I'm spending a fair amount of my time working on non-Rails Ruby projects lately and I've been missing the fine code generation toys in Rails. So tonight, for the fun of it and because I was hankering to play with cucumber, I hacked up the minimal set of bits that gets you script/generate in your non-Rails project.
This is how we do it:
> mkdir my_non_rails_proj
> cd my_non_rails_proj
> mkdir script config
> touch config/environment.rb
> cat > config/boot.rb
RAILS_ROOT = "#{File.dirname(__FILE__)}/.." unless defined?(RAILS_ROOT)
RAILS_ENV = nil
require 'rubygems'
require 'initializer'
Rails.configuration = Rails::Configuration.new
^D
> cp -p /path/to/gems/rails-2.3.2/bin/generate script/.
> ./script/generate
Usage: ./script/generate generator [options] [args]
Rails Info:
-v, --version Show the Rails version number and quit.

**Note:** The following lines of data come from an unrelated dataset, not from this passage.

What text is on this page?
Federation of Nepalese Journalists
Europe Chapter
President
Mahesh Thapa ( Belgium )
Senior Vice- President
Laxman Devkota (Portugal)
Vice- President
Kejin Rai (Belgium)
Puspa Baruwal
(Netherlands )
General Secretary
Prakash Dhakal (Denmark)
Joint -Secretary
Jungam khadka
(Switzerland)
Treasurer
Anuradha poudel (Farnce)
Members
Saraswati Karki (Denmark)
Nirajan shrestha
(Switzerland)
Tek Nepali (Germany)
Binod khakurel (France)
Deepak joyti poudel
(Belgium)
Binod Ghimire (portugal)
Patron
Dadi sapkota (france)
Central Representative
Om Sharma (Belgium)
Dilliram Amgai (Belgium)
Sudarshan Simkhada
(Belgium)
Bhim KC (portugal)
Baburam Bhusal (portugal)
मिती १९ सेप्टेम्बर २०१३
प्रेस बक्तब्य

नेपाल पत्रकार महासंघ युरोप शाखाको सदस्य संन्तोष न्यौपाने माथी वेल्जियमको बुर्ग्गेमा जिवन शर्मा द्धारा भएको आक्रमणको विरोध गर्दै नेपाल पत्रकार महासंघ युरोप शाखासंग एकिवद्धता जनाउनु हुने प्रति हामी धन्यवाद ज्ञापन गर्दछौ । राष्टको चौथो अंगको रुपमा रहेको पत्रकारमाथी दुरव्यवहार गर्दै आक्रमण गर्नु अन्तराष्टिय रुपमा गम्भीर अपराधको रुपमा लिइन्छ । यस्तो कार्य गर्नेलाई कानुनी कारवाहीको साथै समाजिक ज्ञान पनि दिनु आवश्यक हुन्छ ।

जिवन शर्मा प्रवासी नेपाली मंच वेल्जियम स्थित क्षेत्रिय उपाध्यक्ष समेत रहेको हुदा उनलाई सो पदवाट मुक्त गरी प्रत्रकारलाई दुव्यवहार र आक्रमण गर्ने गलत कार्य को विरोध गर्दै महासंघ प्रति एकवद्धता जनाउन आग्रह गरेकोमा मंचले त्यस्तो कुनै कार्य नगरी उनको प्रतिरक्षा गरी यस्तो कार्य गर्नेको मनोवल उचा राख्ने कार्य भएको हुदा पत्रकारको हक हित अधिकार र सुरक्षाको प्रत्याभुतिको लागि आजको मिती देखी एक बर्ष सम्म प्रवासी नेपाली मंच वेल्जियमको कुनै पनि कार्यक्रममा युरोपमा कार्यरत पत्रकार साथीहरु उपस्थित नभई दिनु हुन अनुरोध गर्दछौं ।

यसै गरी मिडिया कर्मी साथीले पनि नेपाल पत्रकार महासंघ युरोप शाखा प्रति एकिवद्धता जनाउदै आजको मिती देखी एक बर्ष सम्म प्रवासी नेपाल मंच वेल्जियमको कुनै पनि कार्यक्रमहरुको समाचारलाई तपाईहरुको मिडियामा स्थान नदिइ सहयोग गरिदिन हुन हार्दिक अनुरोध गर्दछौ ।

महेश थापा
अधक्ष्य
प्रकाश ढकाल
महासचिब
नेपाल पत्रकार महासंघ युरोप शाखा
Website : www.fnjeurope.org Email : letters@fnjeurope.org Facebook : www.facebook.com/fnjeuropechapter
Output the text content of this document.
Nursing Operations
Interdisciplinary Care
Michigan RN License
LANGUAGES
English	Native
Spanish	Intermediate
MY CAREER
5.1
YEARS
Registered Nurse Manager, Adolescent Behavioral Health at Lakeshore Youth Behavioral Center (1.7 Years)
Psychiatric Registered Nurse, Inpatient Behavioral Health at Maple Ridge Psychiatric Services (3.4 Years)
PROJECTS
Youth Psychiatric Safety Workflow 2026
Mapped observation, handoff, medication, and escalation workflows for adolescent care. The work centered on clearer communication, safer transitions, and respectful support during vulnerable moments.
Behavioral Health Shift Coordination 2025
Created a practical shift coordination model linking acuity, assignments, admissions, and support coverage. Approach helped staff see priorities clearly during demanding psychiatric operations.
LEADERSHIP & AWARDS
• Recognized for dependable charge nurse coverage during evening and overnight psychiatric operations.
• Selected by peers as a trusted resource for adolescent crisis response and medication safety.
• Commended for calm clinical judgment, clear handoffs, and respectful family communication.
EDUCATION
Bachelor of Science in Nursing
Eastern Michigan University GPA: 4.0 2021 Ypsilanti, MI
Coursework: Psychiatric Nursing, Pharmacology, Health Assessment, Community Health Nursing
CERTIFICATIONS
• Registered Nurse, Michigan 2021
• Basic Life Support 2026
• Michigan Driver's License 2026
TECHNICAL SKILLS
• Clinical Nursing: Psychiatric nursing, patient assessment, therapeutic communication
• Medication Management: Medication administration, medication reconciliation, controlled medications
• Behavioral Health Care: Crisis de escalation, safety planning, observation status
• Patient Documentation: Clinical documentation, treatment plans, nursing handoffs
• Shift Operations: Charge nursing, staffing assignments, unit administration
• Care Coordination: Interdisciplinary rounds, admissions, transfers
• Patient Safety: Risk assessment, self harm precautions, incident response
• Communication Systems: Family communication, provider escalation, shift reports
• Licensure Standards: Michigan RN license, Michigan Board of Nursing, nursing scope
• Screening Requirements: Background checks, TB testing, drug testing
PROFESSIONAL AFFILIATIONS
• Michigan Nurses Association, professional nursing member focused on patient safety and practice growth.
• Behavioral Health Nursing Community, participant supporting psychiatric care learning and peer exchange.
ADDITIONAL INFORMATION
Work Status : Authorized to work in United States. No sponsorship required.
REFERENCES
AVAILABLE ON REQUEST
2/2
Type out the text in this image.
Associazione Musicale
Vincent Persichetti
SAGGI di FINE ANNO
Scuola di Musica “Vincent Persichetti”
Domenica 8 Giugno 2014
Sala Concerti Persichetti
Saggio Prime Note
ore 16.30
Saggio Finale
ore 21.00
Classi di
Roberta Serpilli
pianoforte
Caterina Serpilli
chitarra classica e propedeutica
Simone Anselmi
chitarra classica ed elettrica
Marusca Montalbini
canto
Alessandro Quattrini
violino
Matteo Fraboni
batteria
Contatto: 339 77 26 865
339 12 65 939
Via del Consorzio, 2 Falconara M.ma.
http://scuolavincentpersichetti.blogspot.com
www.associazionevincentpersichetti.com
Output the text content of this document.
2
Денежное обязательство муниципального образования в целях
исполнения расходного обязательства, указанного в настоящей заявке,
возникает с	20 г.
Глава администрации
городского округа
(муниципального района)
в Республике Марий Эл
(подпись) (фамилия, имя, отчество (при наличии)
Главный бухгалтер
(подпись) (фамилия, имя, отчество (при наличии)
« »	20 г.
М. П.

-h, --help Show this help message and quit.
[...]
> ./script/generate cucumber
create features/step_definitions
create features/step_definitions/webrat_steps.rb
create features/support
create features/support/env.rb
create features/support/paths.rb
create lib/tasks
create lib/tasks/cucumber.rake
create script/cucumber
> touch Rakefile
> rake features
[... large lack of FAIL ...]
>Voila! Not guaranteed to work for all Rails generators, but it bootstrapped rspec and cucumber just fine, which was the point of my exercise. Someday I'll make a generator:bootstrap rake task or gem something if I need to do it again.